AC = 15 bits per channel use
BC = (1/2) log2(1 + 31.6) ≈ (1/2)(5.02) ≈ 2.51 bits per channel use
CC = log2(15) ≈ 3.91 bits per channel use
DC = 31.6 bits per channel use
First convert dB to linear: 15 dB means P/N = 10^(15/10) = 31.6. Then C = (1/2) log2(1 + 31.6) = (1/2) log2(32.6) ≈ (1/2)(5.03) ≈ 2.51 bits per channel use. The 1/2 factor comes from the real-valued channel; a complex channel (as in modern wireless systems) would give log2(1 + SNR) without the 1/2. Each 3 dB of SNR increase adds approximately 0.5 bits of capacity — this logarithmic scaling means gains get harder as SNR increases.
Question 2 Multiple Choice
As SNR approaches infinity, the capacity of the Gaussian channel grows without bound. As SNR approaches zero, capacity approaches zero linearly.
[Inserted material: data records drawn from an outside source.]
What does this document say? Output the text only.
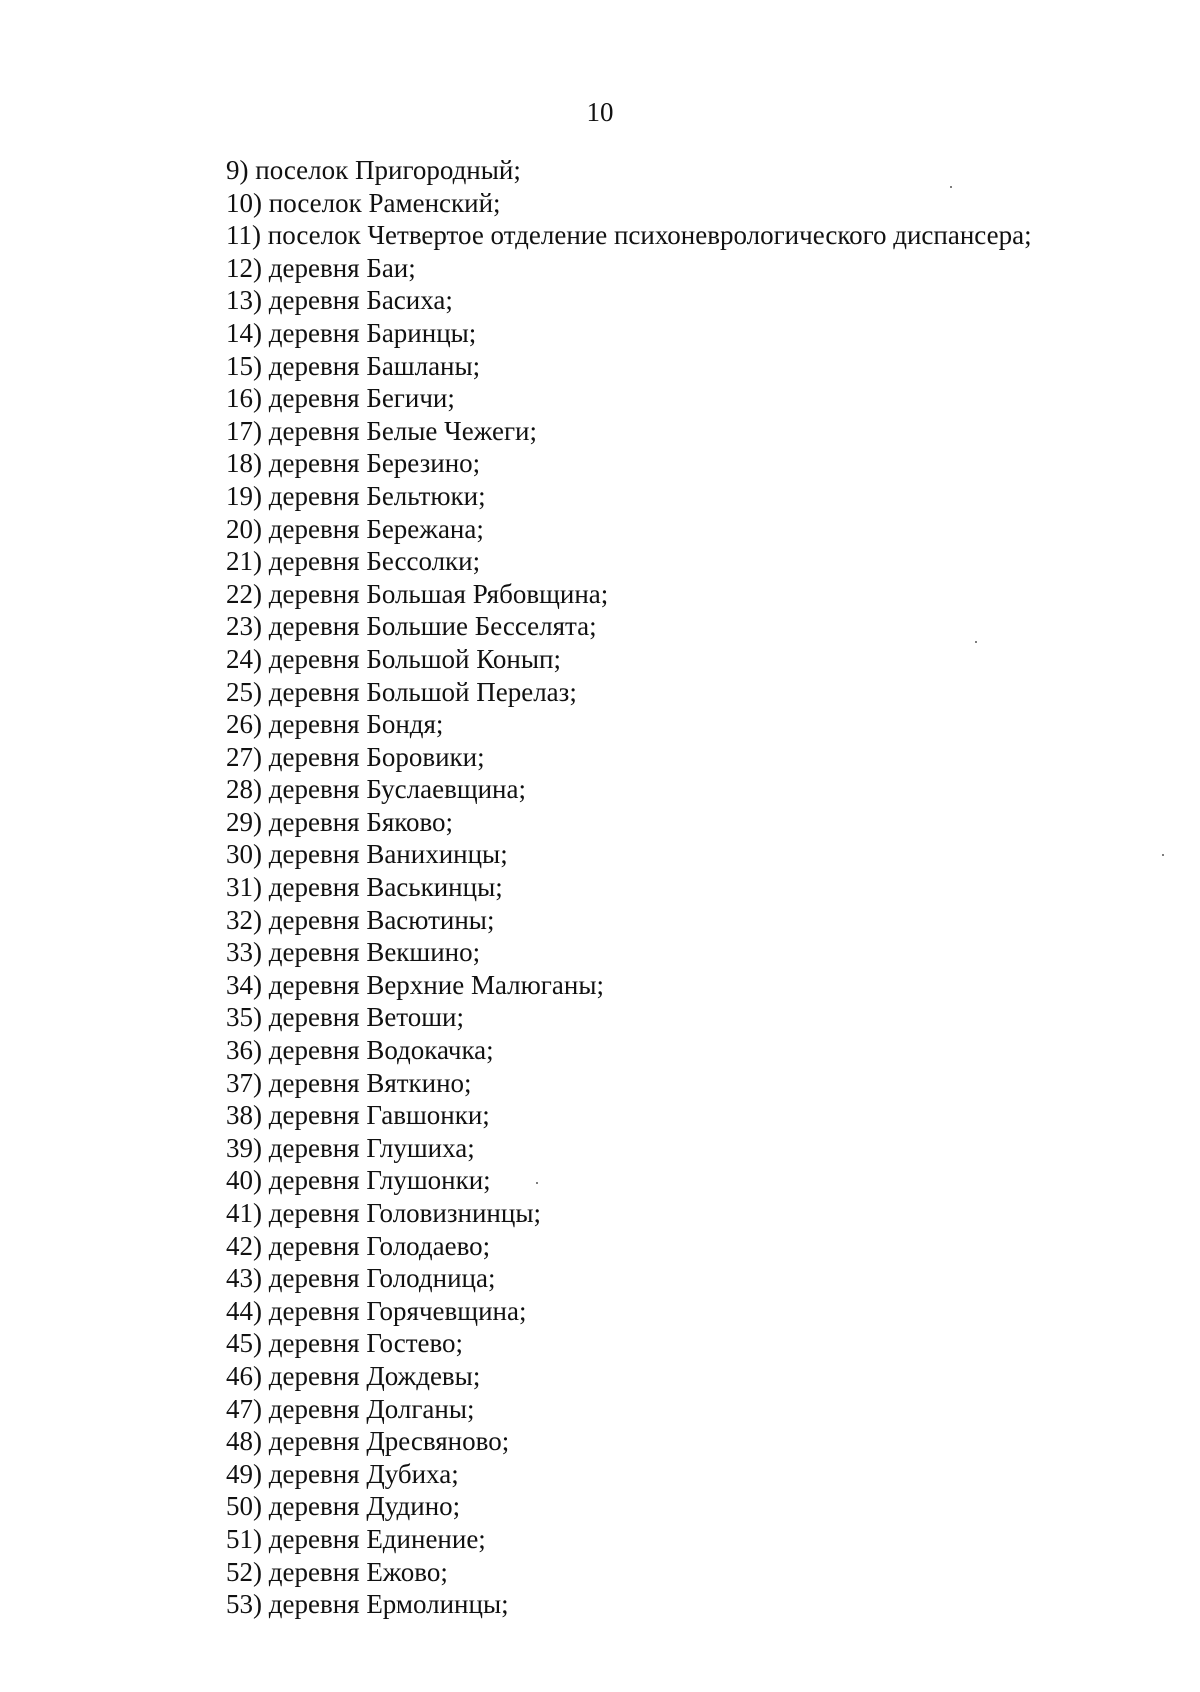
10
9) поселок Пригородный;
10) поселок Раменский;
11) поселок Четвертое отделение психоневрологического диспансера;
12) деревня Баи;
13) деревня Басиха;
14) деревня Баринцы;
15) деревня Башланы;
16) деревня Бегичи;
17) деревня Белые Чежеги;
18) деревня Березино;
19) деревня Бельтюки;
20) деревня Бережана;
21) деревня Бессолки;
22) деревня Большая Рябовщина;
23) деревня Большие Бесселята;
24) деревня Большой Конып;
25) деревня Большой Перелаз;
26) деревня Бондя;
27) деревня Боровики;
28) деревня Буслаевщина;
29) деревня Бяково;
30) деревня Ванихинцы;
31) деревня Васькинцы;
32) деревня Васютины;
33) деревня Векшино;
34) деревня Верхние Малюганы;
35) деревня Ветоши;
36) деревня Водокачка;
37) деревня Вяткино;
38) деревня Гавшонки;
39) деревня Глушиха;
40) деревня Глушонки;
41) деревня Головизнинцы;
42) деревня Голодаево;
43) деревня Голодница;
44) деревня Горячевщина;
45) деревня Гостево;
46) деревня Дождевы;
47) деревня Долганы;
48) деревня Дресвяново;
49) деревня Дубиха;
50) деревня Дудино;
51) деревня Единение;
52) деревня Ежово;
53) деревня Ермолинцы;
Which regime is more relevant for modern wireless communications?
AThe high-SNR regime, because modern systems operate at very high power levels
BThe low-SNR (bandwidth-rich, power-limited) regime, because technologies like spread-spectrum and IoT devices often operate below 0 dB SNR by using wide bandwidth and sophisticated coding
CNeither — modern systems operate exactly at the Shannon limit
DBoth regimes are equally relevant
Many modern systems (GPS, spread-spectrum, IoT sensors, deep-space communication) operate at very low SNR by spreading the signal across wide bandwidth. At low SNR, C ≈ (P/N) * (1/(2*ln2)) bits per channel use, which is linear in SNR. The bandwidth-power tradeoff C = W*log2(1+P/(NW)) shows that as bandwidth W increases with fixed power, capacity approaches P/(N*ln2) — a finite limit determined by power alone. This 'ultimate Shannon limit' of -1.59 dB per bit is a key benchmark for power-efficient communication design.
Question 3 Short Answer
Explain why the Gaussian distribution is the capacity-achieving input distribution for the AWGN channel, connecting this to the maximum-entropy property of the Gaussian.
Think about your answer, then reveal below.
Model answer: The capacity C = max I(X;Y) = max [h(Y) - h(Y|X)] = max h(Y) - h(Z), since h(Y|X) = h(Z) is fixed (the noise is independent of the input). So we need to maximize h(Y) subject to the power constraint. Y = X + Z, and the variance of Y is at most P + N (with equality when X has variance P). Among all distributions with variance P + N, the Gaussian maximizes differential entropy. This is achieved when X is Gaussian with variance P, since the sum of independent Gaussians is Gaussian. The maximum entropy property of the Gaussian is thus directly responsible for the Gaussian input being optimal.
This is a beautiful example of how information-theoretic properties (maximum entropy of the Gaussian) yield engineering results (the capacity-achieving strategy). The same reasoning extends to vector Gaussian channels: the capacity-achieving input is always Gaussian, with covariance structure determined by the channel and power constraints.